How stands the trout industry now? - An update by Ilan lax, Ian Cox of TroutSA and Prof Peter Britz, Ichthyologist, Rhodes University and also of TroutSA

How stands the trout industry now? - An update by Ilan lax, Ian Cox of TroutSA and Prof Peter Britz, Ichthyologist, Rhodes University and also of TroutSA

Monday, 15 September 2014 04:48

The important gains made by the trout industry with Government’s removal of trout from the list of invasive species, promulgated by the Minister of Environmental Affairs last month, are currently threatened. 

Trout were removed because listing trout as invasive in areas where they exist would harm the multi billion rand investment in South Africa’s trout aquaculture and trout based tourism.  Both are important in Government’s e strategic plan to grow aquaculture and to provide opportunities to impoverished rural communities.

This breakthrough affirms a key principle of South African environmental management law, namely that the health and wellbeing of South Africans is paramount.

The science based approach to managing biodiversity preferred by  the  Biosecurity Unit (the unit in Department of Environmental Affairs’ (DEA) responsible for implementing the National Environmental Management: Biodiversity Act)  emphasises the need to protect biodiversity for its own sake, separate from the greater imperative of managing the environment sustainably to promote the health and wellbeing of human beings. Thus, according to the DEA, the social and economic benefits of trout come a distant second to the fact that trout are predators. This is notwithstanding that they have existed alongside indigenous species for nearly 125 years. 

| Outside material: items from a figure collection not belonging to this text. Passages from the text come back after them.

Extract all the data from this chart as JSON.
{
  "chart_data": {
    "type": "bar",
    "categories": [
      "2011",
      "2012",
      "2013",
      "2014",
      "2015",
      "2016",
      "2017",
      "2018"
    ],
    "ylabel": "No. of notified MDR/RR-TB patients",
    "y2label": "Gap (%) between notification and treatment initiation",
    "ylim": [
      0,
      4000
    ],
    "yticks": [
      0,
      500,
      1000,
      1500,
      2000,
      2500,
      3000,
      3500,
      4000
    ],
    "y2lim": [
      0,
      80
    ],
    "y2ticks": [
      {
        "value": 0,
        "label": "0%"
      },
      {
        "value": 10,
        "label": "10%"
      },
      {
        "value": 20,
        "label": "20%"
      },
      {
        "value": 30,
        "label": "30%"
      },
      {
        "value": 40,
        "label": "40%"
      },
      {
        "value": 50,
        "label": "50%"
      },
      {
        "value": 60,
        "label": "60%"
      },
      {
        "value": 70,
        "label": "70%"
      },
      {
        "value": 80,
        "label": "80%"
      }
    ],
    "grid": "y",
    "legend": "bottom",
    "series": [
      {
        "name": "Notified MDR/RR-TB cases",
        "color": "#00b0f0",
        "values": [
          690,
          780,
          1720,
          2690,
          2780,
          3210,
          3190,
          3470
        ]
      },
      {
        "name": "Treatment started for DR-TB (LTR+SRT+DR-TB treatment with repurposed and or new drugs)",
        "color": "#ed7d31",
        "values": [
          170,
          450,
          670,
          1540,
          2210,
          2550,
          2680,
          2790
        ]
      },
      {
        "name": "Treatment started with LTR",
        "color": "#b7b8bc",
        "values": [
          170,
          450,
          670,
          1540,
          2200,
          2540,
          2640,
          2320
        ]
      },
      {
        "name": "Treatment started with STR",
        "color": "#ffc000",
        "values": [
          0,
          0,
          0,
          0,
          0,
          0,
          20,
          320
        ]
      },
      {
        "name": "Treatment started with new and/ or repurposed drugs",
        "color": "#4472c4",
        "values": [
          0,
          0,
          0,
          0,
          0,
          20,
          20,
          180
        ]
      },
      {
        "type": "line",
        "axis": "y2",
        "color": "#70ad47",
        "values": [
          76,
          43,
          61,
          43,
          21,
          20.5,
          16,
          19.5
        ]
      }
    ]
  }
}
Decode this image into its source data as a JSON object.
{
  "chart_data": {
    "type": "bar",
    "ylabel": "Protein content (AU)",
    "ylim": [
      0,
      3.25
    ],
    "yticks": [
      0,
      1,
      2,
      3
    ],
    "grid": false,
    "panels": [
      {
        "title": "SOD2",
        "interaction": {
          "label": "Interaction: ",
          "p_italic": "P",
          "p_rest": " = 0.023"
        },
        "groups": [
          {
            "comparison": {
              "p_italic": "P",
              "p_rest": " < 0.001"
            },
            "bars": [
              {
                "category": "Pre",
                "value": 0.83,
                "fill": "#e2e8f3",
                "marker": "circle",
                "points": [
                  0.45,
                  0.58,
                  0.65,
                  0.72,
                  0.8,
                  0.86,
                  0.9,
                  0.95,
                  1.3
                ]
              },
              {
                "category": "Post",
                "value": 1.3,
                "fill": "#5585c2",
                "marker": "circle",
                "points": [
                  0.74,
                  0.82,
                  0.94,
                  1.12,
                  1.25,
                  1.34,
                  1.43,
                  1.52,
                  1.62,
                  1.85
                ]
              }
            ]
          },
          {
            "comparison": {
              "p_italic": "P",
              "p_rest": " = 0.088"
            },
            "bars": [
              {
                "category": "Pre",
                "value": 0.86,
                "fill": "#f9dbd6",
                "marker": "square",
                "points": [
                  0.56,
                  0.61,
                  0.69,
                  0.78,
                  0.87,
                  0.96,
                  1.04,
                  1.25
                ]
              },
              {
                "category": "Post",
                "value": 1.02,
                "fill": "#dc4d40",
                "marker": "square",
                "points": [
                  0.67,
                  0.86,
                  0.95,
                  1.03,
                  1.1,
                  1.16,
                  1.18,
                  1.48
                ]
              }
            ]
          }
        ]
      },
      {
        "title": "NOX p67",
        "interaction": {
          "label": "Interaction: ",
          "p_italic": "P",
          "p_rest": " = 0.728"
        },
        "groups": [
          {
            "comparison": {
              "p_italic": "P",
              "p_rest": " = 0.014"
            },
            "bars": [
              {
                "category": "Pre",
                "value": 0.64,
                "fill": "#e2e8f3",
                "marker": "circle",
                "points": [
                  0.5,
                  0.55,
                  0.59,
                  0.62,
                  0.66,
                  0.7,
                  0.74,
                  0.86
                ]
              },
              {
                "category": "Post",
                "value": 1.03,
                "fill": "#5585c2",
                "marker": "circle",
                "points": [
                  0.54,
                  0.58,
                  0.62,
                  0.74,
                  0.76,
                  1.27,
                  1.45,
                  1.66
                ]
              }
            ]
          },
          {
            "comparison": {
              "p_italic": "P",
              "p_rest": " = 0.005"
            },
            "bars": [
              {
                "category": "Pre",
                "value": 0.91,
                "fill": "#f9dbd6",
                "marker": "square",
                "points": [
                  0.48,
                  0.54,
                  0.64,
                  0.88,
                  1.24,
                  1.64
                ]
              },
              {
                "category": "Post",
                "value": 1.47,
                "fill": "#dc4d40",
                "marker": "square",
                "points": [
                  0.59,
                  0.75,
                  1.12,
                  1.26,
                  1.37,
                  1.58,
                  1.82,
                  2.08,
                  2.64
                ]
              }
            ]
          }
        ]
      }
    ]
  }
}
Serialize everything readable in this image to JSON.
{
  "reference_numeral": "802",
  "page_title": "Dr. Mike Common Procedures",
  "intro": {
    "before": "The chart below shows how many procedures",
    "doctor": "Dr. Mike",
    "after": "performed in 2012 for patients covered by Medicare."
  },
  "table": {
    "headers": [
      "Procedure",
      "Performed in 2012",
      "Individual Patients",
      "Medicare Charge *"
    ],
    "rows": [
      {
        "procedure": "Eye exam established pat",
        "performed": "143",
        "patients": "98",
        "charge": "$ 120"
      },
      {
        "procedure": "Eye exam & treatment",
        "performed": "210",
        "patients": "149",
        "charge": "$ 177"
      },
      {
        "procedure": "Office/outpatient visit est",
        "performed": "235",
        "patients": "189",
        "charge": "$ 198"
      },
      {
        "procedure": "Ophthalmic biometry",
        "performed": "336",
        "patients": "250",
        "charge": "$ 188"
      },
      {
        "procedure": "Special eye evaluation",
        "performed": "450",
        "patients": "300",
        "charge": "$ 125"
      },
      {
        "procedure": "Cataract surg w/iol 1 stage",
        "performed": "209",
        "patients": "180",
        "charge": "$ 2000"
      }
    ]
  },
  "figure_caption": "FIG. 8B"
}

This insistence on  the very narrow approach of invasion biology is unsustainable in a country like South Africa faced with massive developmental and transformational challenges.

The President borrowing from the success that Malaysia experienced in delivering its Government and Economic Transformation Programmes ran a similar process in Durban in June and July 2014. Operation Phakisa brought “together representatives from government, industry, labour, civil society and academia to collaborate in unlocking the economic potential of our oceans”.  Trout were included in this process because trout are an important part of South Africa’s aquaculture industry -  one of the nine sectors comprising South Africa’s ocean based economy.

This cooperative intra governmental process unlocked the door that brokered an acceptance by the DEA that the trout industry is important.  Thus all matters trout, be it aquaculture, tourism or the simple pleasure of recreational  fishing, must be supported and promoted. The trade-off for this was that trout should not be introduced into areas where they do not already exist, something  the trout industry has always supported. So it was agreed that trout would be not be listed as invasive where they already occurred and listed as invasive where they do not occur. Where trout already occur, the sale, transport and release of trout would be  self-regulated and subject to audited compliance  so as to ensure that trout are not stocked outside existing trout waters.

This agreement was one of the success stories to come out of the Phakisa process. It demonstrated the power of cooperative governance as a tool to fast track development in an environmentally sustainable way. 

The trout industry, the DEA and DAFF (Department of Agriculture, Forestry and Fisheries) were left to deal with the practical implementation of this agreement. That meeting took place in Cape Town and was again successful. Dates were set for a workshop that would map the whereabouts of trout.

It was then that matters took a turn for the worse. It seems that there are powerful constituencies among the officials that run the DEA who are reluctant to relinquish any regulatory control of trout as an invasive species, despite the principle of industry self-regulation agreed during the Phakisa process.

Trout SA and FOSAF are working hard to ensure the agreement with the DEA not to list trout as invasive in areas where they exist is implemented based on industry self-regulation. We are grateful for the support that we have received from government and the public in this regard. We are committed to seeing that constitutional principles like cooperative governance and environmentally sustainable development are enabled.  We are confident that we can achieve this, especially with the support of the fly fishing community.